RNA polymerase II C-terminal repeat influences response to transcriptional enhancer signals

Abstract
THE large subunit of RNA polymerase II contains a highly conserved and essential heptapeptide repeat (Pro-Thr-Ser-Pro-Ser-Tyr-Ser) at its carboxy terminus1–7. Saccharomyces cerevisiae cells are inviable if their RNA polymerase II large subunit genes encode fewer than 10 complete heptapeptide repeats; if they encode 10 to 12 complete repeats cells are temperature-sensitive and cold-sensitive, but 13 or more complete repeats will allow wild-type growth at all temperatures3. Cells containing C-terminal domains (CTDs) of 10 to 12 complete repeats are also inositol auxotrophs8. The phenotypes associated with these CTD mutations are not a consequence of an instability of the large subunit3; rather, they seem to reflect a functional deficiency of the mutant enzyme.
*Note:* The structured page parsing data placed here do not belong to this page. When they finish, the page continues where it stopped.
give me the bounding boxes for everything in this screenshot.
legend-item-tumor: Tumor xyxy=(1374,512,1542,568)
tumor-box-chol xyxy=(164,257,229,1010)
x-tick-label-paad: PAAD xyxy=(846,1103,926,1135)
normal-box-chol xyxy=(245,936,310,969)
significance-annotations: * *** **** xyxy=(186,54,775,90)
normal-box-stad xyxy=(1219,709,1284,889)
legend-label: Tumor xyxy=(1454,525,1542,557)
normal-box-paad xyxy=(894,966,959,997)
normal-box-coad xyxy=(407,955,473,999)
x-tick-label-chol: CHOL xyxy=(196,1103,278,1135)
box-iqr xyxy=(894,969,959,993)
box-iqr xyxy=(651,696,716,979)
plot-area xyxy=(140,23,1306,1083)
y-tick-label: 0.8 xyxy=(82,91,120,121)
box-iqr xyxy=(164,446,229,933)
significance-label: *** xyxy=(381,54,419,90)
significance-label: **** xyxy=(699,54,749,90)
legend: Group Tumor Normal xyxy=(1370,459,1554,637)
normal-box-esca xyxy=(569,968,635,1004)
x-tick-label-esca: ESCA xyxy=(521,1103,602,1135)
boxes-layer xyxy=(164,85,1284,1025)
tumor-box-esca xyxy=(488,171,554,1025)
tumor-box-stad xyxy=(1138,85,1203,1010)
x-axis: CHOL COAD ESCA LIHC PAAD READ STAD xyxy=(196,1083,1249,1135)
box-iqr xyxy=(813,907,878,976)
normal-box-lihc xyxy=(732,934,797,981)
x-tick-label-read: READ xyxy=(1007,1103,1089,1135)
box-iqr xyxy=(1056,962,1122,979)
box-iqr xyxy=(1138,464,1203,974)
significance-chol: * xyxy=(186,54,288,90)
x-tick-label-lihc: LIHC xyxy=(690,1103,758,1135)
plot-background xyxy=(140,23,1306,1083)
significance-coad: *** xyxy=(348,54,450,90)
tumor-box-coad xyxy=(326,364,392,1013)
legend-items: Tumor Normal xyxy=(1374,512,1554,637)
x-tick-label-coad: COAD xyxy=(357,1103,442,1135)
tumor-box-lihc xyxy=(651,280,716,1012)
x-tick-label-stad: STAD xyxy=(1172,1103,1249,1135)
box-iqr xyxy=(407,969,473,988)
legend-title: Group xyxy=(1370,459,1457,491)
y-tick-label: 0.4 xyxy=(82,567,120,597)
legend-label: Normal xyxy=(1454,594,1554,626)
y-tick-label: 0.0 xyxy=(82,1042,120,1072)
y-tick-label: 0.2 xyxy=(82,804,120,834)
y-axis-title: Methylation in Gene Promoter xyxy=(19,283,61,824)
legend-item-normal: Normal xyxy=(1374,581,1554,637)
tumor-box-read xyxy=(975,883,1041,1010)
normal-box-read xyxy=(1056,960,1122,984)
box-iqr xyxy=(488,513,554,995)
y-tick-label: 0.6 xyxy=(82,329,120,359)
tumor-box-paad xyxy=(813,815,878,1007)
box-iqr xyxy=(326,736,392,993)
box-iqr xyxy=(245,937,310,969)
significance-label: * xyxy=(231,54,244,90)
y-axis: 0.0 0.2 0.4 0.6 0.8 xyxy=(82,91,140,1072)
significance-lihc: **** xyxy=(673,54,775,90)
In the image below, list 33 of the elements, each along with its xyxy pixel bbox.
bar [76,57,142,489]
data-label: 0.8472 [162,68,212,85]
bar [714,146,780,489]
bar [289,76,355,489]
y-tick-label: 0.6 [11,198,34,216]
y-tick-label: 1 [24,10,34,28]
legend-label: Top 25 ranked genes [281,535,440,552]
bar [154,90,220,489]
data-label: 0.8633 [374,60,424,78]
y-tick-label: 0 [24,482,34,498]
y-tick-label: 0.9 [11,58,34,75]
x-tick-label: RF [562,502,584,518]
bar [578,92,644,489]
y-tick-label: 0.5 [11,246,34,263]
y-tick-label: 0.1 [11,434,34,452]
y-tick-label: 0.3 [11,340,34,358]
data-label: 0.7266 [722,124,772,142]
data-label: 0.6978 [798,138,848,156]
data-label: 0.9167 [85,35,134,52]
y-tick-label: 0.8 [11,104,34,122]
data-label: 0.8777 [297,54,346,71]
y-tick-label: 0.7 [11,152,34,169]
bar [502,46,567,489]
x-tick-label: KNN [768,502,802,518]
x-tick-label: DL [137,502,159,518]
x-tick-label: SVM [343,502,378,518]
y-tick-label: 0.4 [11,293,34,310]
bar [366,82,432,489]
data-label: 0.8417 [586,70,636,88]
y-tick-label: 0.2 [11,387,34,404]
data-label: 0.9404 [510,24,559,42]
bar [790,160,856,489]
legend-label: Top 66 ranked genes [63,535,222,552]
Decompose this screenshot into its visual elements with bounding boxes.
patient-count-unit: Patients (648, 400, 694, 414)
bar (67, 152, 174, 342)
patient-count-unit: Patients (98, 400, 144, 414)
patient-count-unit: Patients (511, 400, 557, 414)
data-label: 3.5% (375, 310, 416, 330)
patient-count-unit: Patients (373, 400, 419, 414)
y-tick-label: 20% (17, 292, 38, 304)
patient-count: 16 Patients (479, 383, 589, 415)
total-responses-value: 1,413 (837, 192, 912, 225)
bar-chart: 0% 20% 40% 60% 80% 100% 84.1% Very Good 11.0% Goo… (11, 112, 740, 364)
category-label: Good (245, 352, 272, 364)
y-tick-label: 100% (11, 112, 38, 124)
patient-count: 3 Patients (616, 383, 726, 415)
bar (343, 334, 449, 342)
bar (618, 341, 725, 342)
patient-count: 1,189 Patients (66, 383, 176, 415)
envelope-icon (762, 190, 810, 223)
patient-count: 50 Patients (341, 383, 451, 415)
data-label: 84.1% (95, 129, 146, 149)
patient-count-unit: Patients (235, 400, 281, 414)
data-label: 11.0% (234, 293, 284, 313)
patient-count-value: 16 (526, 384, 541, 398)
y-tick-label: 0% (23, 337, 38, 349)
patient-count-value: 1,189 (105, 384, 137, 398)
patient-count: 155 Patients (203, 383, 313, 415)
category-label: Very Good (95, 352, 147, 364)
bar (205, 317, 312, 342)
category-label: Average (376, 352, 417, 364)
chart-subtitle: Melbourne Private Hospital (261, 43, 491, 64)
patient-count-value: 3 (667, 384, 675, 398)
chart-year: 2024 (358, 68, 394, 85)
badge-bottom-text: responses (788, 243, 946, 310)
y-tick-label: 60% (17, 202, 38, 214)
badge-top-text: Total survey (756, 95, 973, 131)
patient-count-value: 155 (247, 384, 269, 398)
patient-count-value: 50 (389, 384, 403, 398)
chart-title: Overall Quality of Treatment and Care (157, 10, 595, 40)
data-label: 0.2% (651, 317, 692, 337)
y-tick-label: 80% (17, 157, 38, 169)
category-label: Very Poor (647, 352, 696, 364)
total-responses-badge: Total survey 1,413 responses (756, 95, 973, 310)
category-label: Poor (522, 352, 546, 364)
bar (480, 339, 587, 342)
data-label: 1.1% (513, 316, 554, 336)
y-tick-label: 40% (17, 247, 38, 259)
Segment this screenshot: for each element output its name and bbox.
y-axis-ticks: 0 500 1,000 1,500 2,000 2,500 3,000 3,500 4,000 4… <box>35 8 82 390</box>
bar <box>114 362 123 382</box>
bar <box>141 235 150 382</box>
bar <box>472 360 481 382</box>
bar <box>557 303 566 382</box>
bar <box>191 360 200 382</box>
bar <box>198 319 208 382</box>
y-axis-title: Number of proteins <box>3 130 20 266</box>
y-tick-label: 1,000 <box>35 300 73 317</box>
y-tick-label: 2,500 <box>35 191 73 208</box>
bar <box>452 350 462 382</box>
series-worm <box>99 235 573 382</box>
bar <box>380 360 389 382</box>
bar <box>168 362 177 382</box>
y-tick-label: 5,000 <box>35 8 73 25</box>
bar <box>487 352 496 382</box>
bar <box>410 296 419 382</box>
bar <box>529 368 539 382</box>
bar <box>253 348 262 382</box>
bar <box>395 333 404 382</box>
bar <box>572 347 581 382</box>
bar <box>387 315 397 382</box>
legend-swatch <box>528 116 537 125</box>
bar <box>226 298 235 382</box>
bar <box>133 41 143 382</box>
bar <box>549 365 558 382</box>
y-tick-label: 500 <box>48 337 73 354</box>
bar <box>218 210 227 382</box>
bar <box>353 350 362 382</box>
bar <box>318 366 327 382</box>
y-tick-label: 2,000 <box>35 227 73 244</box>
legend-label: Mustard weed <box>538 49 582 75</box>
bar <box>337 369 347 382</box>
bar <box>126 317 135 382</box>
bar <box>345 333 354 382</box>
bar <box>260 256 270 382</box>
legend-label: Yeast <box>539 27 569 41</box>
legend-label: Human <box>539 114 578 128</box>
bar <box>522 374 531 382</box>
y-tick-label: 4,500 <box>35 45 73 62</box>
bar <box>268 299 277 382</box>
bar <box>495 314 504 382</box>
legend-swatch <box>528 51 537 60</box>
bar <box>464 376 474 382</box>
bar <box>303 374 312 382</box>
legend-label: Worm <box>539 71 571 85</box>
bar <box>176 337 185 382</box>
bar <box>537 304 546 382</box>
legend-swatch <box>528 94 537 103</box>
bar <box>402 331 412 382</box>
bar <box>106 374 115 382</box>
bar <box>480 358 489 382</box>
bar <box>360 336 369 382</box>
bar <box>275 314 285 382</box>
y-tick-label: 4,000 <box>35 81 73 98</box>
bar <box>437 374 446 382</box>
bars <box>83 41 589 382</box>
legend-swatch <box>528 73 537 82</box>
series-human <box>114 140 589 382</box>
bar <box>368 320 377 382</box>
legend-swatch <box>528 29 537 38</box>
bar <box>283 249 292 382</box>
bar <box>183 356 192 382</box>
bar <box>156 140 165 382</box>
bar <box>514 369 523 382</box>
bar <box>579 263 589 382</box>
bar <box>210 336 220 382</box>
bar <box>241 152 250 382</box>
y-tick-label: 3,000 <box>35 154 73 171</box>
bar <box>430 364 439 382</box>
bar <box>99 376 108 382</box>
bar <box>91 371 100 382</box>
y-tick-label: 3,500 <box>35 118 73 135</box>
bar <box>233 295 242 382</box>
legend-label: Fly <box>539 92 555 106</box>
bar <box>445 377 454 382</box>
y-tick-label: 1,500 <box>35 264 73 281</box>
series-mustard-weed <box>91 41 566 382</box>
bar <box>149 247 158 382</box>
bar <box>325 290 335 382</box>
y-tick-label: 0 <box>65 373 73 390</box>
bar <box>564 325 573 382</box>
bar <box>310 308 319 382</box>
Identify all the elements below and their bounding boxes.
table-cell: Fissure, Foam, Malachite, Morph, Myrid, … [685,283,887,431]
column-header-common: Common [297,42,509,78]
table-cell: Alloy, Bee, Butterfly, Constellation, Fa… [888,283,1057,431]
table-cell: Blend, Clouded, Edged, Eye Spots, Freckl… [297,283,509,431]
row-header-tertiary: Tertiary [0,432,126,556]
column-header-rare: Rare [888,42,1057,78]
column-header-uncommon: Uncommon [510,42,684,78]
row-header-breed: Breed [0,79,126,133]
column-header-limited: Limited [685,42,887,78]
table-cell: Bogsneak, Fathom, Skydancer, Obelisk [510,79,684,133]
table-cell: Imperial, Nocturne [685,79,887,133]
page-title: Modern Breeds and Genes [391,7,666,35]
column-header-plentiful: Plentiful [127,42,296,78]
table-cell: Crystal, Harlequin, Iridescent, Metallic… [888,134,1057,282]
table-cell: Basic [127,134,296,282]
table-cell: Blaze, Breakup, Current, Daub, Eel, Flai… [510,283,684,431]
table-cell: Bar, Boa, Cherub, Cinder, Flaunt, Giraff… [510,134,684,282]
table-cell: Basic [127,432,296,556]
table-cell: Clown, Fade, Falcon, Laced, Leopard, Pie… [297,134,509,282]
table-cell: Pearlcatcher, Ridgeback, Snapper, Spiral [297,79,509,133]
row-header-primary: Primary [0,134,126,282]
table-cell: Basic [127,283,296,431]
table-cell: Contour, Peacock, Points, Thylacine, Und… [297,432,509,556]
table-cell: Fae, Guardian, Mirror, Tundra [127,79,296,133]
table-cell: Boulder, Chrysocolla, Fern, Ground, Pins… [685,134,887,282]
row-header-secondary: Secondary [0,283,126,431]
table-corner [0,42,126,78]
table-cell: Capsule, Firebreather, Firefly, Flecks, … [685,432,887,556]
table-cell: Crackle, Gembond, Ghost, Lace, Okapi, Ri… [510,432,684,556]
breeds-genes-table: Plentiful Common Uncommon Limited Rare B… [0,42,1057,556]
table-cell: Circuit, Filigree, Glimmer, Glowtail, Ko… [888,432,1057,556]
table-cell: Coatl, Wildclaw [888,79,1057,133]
We show here that partial deletion mutations in RNA polymerase II CTD affect the ability of the enzyme to respond to signals from upstream activating sequences in a subset of promoters in yeast. The number of heptapeptide repeats required for maximal response to signals from these sequences differs from one upstream activating sequence to another. One of the upstream elements that is sensitive to truncations of the CTD is the 17-base-pair site bound by the GAL4 transactivating factor.